Capitalism
I'm still gagging on the punch line to Tyler Cowen's love letter to Ayn Rand:
The true take-away message is a reaffirmation of how the enormous productive powers of capitalism -- the greatest force for human good ever achieved -- rely on the driving human desire to be excellent.
Now it happens that I think that capitalism (or at any rate, a mixed economy with a significant dose of capitalism) is the best economic system for an industrial economy. It did manage to keep chugging on when various variations on socialism ran aground in the twentieth century.
How, though, can a not always idiotic guy like Cowen come up with such preposterous load of crap? I think I understand the logic. Capitalism has been the dominant economic system for the past two hundred years. Those two hundred years have seen a vast burst of technological progress and improvement of the standard of living for a large fraction of the people. Post hoc, ergo propter hoc is the usual name of this logical fallacy. If you attribute everything good that happened in the last two hundred years to capitalism, and everything else to something else, capitalism looks pretty good.
It's far more plausible though, that capitalism was more an effect than a cause of the profound changes that have taken place in the world during that period. Most important, in my view, was the technological burst that came out of the scientific insights of the previous two hundred years. That technological progress coincided with and facilitated tremendous advances in political freedom and equality. Public education created a workforce capable of exploiting the technological revolution.

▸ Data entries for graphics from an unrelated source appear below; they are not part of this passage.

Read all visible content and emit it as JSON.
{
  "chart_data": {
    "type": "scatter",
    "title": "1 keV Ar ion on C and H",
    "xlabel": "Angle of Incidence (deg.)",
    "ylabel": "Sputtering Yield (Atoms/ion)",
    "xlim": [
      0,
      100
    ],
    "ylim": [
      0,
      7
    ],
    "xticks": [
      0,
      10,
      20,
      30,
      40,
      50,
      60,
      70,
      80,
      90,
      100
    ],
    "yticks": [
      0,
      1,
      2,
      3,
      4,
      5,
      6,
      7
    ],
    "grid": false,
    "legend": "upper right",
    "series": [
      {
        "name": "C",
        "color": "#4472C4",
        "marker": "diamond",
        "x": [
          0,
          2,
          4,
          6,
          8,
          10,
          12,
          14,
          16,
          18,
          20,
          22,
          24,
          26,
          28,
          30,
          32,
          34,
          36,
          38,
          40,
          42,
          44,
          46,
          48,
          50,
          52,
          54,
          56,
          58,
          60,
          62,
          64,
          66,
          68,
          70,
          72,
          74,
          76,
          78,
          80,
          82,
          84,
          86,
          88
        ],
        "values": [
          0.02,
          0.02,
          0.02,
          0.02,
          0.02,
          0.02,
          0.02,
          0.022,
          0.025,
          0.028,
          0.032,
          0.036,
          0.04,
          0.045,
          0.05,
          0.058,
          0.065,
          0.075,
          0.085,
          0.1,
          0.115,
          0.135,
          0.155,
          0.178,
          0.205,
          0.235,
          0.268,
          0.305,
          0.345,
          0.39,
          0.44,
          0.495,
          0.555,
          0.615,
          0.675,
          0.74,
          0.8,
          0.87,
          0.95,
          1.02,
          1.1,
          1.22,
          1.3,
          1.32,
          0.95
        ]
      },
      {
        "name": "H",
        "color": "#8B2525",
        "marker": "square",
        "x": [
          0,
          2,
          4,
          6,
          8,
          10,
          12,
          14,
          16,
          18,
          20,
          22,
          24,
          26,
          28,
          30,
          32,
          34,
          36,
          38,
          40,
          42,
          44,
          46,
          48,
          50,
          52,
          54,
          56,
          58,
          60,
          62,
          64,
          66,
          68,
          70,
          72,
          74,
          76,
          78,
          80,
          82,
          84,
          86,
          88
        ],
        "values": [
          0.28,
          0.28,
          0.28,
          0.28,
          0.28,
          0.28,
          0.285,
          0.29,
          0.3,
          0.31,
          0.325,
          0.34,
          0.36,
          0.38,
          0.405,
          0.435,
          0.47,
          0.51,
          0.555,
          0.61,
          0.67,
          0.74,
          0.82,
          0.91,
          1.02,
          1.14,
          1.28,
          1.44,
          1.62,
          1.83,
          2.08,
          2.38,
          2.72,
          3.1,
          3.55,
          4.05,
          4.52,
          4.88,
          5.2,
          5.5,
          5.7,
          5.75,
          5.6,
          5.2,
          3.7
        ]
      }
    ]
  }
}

Attribution all progress to capitalism is a lot easier when one ignores all the pesky details, expecially the extent to which large scale government action facilitated and drove that progress. The Asian transformation of the past fifty years has been one of the most dramatic, and capitalistic ideas have played a role, but of China, India, Japan, and Korea, which practices anything ressembling neoclassical capitalism? Let's go with none of the above. Neither did the economic transformations of the US and Britain take place without a lot of state intervention in their economies.
Modern economic progress has a lot of ingredients: technology, trade, education, finance, and, yes, capitalism, but don't trust the ideological fanatics who try ignore all the details. And don't trust anybody who can write a sentence like Tyler's.